Basada en una novela de Nicholas Shakespeare
(que se ha encargado personalmente de la adaptación del
guión) y producida por Andrés Vicente Gómez,
Pasos de baile narra en clave de thriller la búsqueda
y captura de un líder revolucionario (o según
la terminología oficial, un peligroso terrorista) por
parte de un policía atrapado entre sus convicciones morales
y la necesidad de sacar adelante a su familia y ayudar a la
gente que quiere.
Aunque no hay referencias explícitas,
Pasos de baile se inspira en el siniestro y convulso
Perú gobernado por Fujimori, una sociedad marcada por
la corrupción oficial y el implacable y cruel Modus
Operandi del grupo terrorista Sendero Luminoso. De hecho,
resulta bastante absurdo y contraproducente que Malkovich eluda
las referencias concretas y ambiente todo la trama en un difuso
país latinoamericano, llegando incluso a renombrar a
personajes reales muy reconocibles (Calderón por Montesinos,
Ezequiel por Abimael Guzmán) y a reconstruir (a modo
de ficción, pero con todo lujo de detalles) hechos históricos
que permanecen muy vivos en la memoria colectiva.
Malkovich
ha realizado un filme hermoso y turbador que integra con sorprendente
fluidez una bella y sutil historia de amor en una ambigua trama
política resuelta con gran sentido del ritmo y de la
tensión cinematográfica. Así, la enrevesada
intriga policiaca en la que se ve envuelto el agente Agustín
Rejas (Javier Bardem) se enriquece y humaniza por la sensibilidad
con la que Malkovich muestra la profunda confusión vital
que atraviesa el personaje protagonista, colocándonos
en su pellejo para que miremos, entre aturdidos y horrorizados,
el mundo que nos rodea.

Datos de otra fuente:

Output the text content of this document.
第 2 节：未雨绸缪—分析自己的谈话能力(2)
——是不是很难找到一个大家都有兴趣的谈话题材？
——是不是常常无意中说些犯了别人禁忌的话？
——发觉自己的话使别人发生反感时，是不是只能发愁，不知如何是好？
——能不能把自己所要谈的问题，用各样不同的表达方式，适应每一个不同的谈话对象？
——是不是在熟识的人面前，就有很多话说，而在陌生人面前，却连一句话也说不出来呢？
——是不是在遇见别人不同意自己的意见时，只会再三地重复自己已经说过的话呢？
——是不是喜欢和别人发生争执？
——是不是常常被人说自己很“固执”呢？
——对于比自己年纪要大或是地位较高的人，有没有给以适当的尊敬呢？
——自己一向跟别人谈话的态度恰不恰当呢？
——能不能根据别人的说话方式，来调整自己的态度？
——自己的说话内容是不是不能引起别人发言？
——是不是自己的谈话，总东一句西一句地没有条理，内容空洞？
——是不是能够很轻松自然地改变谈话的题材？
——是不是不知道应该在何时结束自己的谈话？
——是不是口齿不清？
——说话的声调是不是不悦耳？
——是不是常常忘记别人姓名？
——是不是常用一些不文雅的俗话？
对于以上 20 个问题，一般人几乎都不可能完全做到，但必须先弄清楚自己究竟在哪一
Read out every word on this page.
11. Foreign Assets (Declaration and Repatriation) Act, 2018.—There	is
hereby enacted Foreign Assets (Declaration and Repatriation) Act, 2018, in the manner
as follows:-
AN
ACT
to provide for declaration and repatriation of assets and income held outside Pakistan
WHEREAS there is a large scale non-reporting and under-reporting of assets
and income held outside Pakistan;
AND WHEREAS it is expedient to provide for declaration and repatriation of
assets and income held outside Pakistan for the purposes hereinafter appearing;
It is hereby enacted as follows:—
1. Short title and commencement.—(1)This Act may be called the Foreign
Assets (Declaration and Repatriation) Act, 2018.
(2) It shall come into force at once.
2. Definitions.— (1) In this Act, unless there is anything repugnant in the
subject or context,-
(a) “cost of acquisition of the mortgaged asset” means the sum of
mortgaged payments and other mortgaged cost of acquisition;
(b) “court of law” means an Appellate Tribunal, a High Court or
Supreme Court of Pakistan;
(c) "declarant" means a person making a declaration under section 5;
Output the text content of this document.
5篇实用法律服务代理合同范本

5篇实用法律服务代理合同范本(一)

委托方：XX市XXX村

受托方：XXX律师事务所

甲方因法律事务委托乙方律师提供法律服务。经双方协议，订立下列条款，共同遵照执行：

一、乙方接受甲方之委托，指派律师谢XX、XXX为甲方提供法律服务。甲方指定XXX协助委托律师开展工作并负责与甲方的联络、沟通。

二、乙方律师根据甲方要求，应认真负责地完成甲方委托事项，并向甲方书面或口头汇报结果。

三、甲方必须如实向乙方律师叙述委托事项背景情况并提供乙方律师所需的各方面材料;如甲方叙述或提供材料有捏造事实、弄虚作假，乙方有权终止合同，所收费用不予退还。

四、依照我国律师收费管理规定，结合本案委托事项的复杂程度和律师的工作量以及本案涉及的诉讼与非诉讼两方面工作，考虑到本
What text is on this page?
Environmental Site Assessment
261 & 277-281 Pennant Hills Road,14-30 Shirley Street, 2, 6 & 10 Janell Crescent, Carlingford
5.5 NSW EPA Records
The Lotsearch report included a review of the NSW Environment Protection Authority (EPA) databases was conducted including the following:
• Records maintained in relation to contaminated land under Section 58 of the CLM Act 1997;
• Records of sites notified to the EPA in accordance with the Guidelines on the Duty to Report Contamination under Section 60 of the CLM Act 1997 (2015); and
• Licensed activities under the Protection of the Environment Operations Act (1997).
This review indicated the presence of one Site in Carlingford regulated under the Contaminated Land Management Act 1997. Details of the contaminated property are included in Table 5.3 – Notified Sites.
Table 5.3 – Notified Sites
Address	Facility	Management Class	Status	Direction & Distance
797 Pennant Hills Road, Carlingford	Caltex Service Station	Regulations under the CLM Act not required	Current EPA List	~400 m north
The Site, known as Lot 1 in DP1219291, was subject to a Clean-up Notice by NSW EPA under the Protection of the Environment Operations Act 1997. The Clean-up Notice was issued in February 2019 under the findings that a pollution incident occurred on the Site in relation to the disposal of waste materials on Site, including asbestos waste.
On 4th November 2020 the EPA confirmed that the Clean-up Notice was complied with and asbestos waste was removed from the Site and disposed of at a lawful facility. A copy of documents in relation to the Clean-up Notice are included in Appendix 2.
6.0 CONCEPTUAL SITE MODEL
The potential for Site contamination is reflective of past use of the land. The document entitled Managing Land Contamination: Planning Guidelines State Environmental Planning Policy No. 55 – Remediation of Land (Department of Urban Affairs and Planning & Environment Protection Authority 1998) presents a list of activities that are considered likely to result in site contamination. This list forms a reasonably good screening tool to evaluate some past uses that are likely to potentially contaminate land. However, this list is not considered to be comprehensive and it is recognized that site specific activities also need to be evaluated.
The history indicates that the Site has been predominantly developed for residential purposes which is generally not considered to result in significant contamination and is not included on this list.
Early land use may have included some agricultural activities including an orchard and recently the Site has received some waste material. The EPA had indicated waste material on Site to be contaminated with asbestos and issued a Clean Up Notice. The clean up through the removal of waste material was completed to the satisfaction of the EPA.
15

Sin embargo, en su debut como director
el actor estadounidense no ha logrado redondear un trabajo que,
aunque tiene bastantes hallazgos visuales y narrativos, flojea
en muchos momentos por su falta de trasparencia argumental y
por su tosquedad en la resolución de la intriga política
(especialmente en su tramo final, demasiado forzado) que hace
que la historia de amor entre Barden y Laura Morante pierda
solidez y credibilidad.
Uno de los principales atractivos del filme
es su reparto internacional, en el que brillan con especial
frescura la pareja protagonista. Entre Javier Bardem y Laura
Morante surge una poderosa conexión interpretativa que
alcanza momentos de gran sutileza poética e intensidad
dramática. También es reseñable la actuación
de Juan Diego Botto, que le saca mucho partido a un personaje
muy poco definido, así como la sugerente y emotiva banda
sonora que ha compuesto Alberto Iglesias.